Republican presidential candidate Ted Cruz is stepping up his game in Iowa. The Texas Senator has picked up influential endorsements there and is drawing bigger crowds. Many caucus-goers are still deciding who to support in this state that kicks off presidential elections. Cruz is making a big play for the much-coveted Iowa evangelical vote.
It was the first Sunday of advent at the Christian Life Assembly of God Church in Des Moines. Ted Cruz felt right at home.
“It is so wonderful to have a chance to spend Thanksgiving Sunday together," Cruz told the congregation. "Thank you for welcoming me here."
Iowa's evangelical voters helped Mike Huckabee in 2008 and Rick Santorum in 2012 win the Iowa caucuses. At the church, Cruz talked about how he sees the country’s religious liberties under attack.
He did not mention any of the polls that show him closing in on front-runner Donald Trump here. In a lighter moment, Cruz recited a scene from his favorite movie The Princess Bride.
“He’s just an honest, Christian man. That’s what I really appreciate about him,” says Mardell Cory of Waukee.
Cory her choice down to Cruz and retired neurosurgeon Ben Carson. Now, she’s planning to volunteer for the Cruz campaign.
“Like he said there’s a wave. I can just feel it," Cory says. "There’s a wave sweeping over this nation of truth.”

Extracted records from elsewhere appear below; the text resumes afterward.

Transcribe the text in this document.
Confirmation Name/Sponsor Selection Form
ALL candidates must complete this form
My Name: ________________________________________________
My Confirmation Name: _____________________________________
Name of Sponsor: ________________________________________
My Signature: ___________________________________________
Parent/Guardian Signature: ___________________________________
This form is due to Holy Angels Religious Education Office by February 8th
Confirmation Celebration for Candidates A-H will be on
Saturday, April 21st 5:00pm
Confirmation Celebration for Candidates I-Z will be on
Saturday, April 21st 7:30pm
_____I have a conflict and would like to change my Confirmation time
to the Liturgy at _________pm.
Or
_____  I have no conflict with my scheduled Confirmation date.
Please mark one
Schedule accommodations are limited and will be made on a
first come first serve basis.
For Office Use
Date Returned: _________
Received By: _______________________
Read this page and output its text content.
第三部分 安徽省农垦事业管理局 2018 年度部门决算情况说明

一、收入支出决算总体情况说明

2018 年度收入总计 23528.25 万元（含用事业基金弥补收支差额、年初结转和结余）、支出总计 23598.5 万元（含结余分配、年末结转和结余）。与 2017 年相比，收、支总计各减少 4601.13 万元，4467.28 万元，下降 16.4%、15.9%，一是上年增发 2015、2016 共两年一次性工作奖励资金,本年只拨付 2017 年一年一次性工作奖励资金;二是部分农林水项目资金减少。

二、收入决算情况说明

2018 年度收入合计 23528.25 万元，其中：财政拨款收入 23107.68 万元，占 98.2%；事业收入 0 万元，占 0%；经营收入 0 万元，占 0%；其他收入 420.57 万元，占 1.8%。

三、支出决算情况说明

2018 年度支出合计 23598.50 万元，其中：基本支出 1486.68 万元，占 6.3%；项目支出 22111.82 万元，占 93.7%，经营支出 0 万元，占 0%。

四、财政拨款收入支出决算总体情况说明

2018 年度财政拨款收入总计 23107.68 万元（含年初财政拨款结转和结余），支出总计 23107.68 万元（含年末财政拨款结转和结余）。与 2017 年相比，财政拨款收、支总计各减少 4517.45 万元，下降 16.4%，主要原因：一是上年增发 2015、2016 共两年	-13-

For her part, churchgoer Sarah Foster says she and her husband see many good candidates. She likes the political newcomers Carson, Trump and former Hewlett Packard CEO Carly Fiorina. But after hearing Cruz speak she’s leaning towards him.
“He definitely goes against the grain and we really like that,” Foster says.
Foster says national security has become the key issue for her. Meanwhile, Johnston resident Keith Leslie says he’s leaning towards supporting Cruz. While he thinks Donald Trump has pushed the conversation to topics that matter to Republicans, there’s no way he’d vote for the real estate mogul.
“I think he’s an even bigger egomaniac than Barack Obama," Leslie says. "With this guy we could see the next Mussolini if Trump gets elected.”
Many religious conservatives at this church say they like what they see in Cruz. But while the support of evangelicals may help a candidate win in Iowa, the state’s caucus goers have not picked the eventual Republican nominee since George W. Bush in 2000.